Akhundzada, il mullah supremo dei talebani
di Vladimir Rozanskij

Un mujahed nella lotta contro l’occupazione sovietica, sarà il capo “spirituale” del nuovo Emirato islamico afghano. Membro della potente famiglia Nurzai. Una figura di mediazione tra anima politica e militare dei talebani.


Mosca (AsiaNews) – Come noto da giorni, la “guida suprema” dell’Afghanistan sarà il mullah Hibatullah Akhundzada, 60enne di Kandahar, della tribù pashtun dei Nurzai, a sua volta figlio e nipote di mullah attivi nelle aree rurali. In Russia il personaggio è molto noto fin dai tempi dell’occupazione sovietica. Da giovane mujahed egli ha preso parte alla lotta contro l’invasione di Mosca, e molti media russi si dilungano sulla sua biografia.

Sulla Novaja Gazeta ne parla Vasilij Kravtsov, consigliere politico della missione Onu in Afghanistan.

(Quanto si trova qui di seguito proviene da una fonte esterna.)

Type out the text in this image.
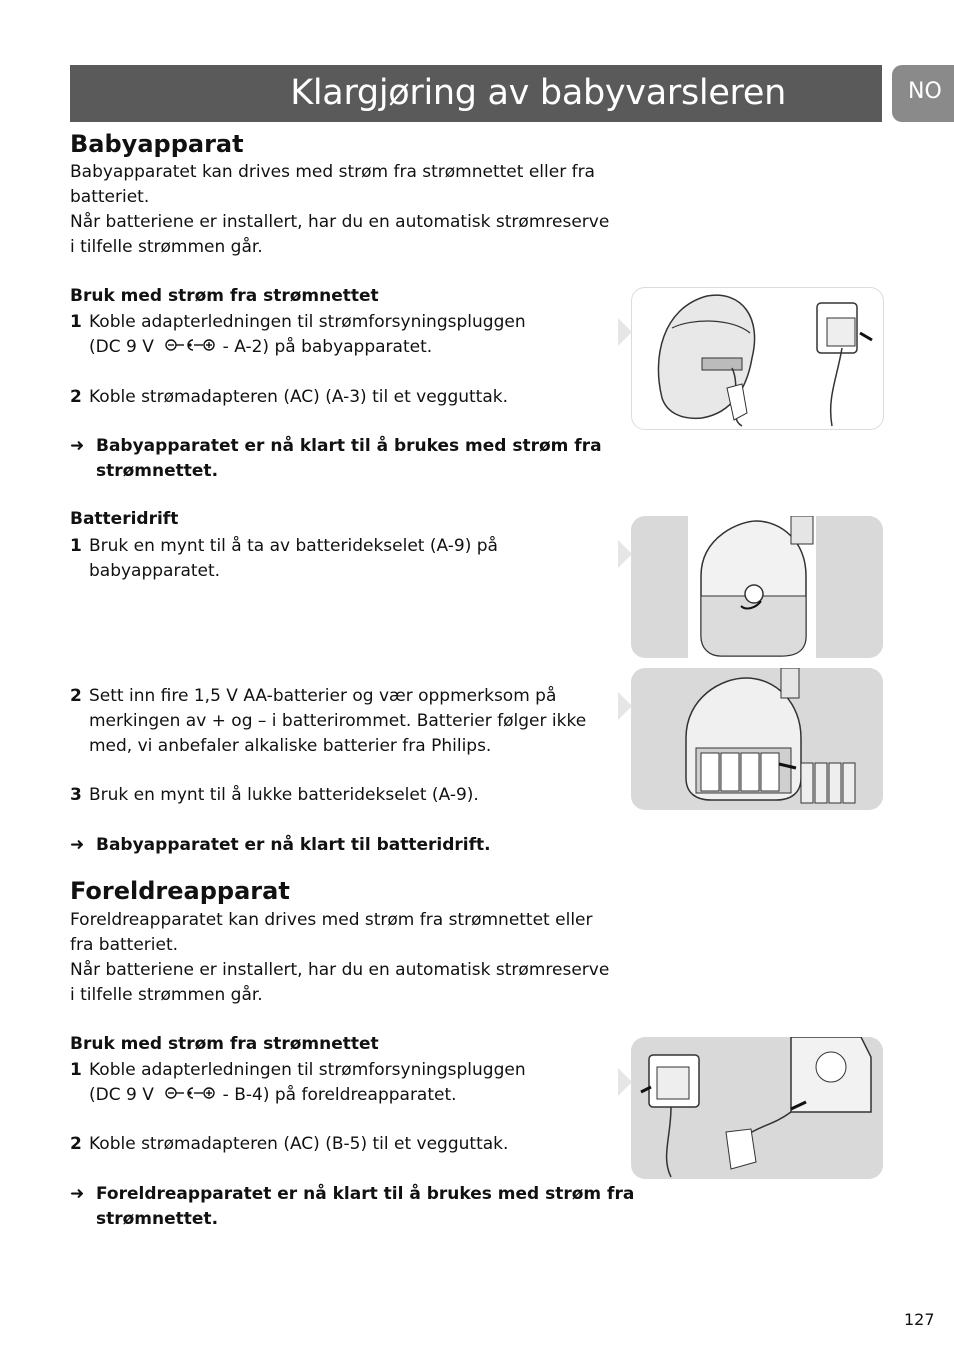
Klargjøring av babyvarsleren	NO
Babyapparat
Babyapparatet kan drives med strøm fra strømnettet eller fra batteriet.
Når batteriene er installert, har du en automatisk strømreserve i tilfelle strømmen går.
Bruk med strøm fra strømnettet
1 Koble adapterledningen til strømforsyningspluggen
(DC 9 V	- A-2) på babyapparatet.
2 Koble strømadapteren (AC) (A-3) til et vegguttak.
➜ Babyapparatet er nå klart til å brukes med strøm fra strømnettet.
Batteridrift
1 Bruk en mynt til å ta av batteridekselet (A-9) på babyapparatet.
2 Sett inn fire 1,5 V AA-batterier og vær oppmerksom på merkingen av + og – i batterirommet. Batterier følger ikke med, vi anbefaler alkaliske batterier fra Philips.
3 Bruk en mynt til å lukke batteridekselet (A-9).
➜ Babyapparatet er nå klart til batteridrift.
Foreldreapparat
Foreldreapparatet kan drives med strøm fra strømnettet eller fra batteriet.
Når batteriene er installert, har du en automatisk strømreserve i tilfelle strømmen går.
Bruk med strøm fra strømnettet
1 Koble adapterledningen til strømforsyningspluggen
(DC 9 V	- B-4) på foreldreapparatet.
2 Koble strømadapteren (AC) (B-5) til et vegguttak.
➜ Foreldreapparatet er nå klart til å brukes med strøm fra strømnettet.
127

Egli ricorda che “i Nurzai sono stati in tutti questi anni la forza armata più aggressiva di tutto l’Afghanistan”. Akhundzada ha percorso tutte le tappe della formazione religiosa musulmana, e durante la jihad antisovietica egli era il principale predicatore delle varie truppe dei mujaheddin, che visitava senza sosta per motivarle alla guerra santa.

Come ricorda Kravtsov, “la sua attività era diretta alla motivazione spirituale e psicologica della gioventù nelle bande armate, per rafforzare l’ideale della jihad”. Il mullah si proponeva al di sopra delle appartenenze tribali, pur essendo sempre accompagnato e sostenuto dai suoi Nurzai: “Perché comunque in Afghanistan è impossibile staccarsi dal gruppo di origine”.

Crollata l’Unione Sovietica nel 1991, Akhundzada si è avvicinato ai talebani. Predicava ai gruppi del “Movimento della rivoluzione islamica dell’Afghanistan” di Mohammad Nabi Mohammadi, un leader dei mujaheddin morto nel 2002. Dopo la presa di Kabul nel 1996 da parte delle forze talebane,  Akhundzada è diventati membro del Dipartimento talebano “per la promozione della virtù e il contrasto al vizio”.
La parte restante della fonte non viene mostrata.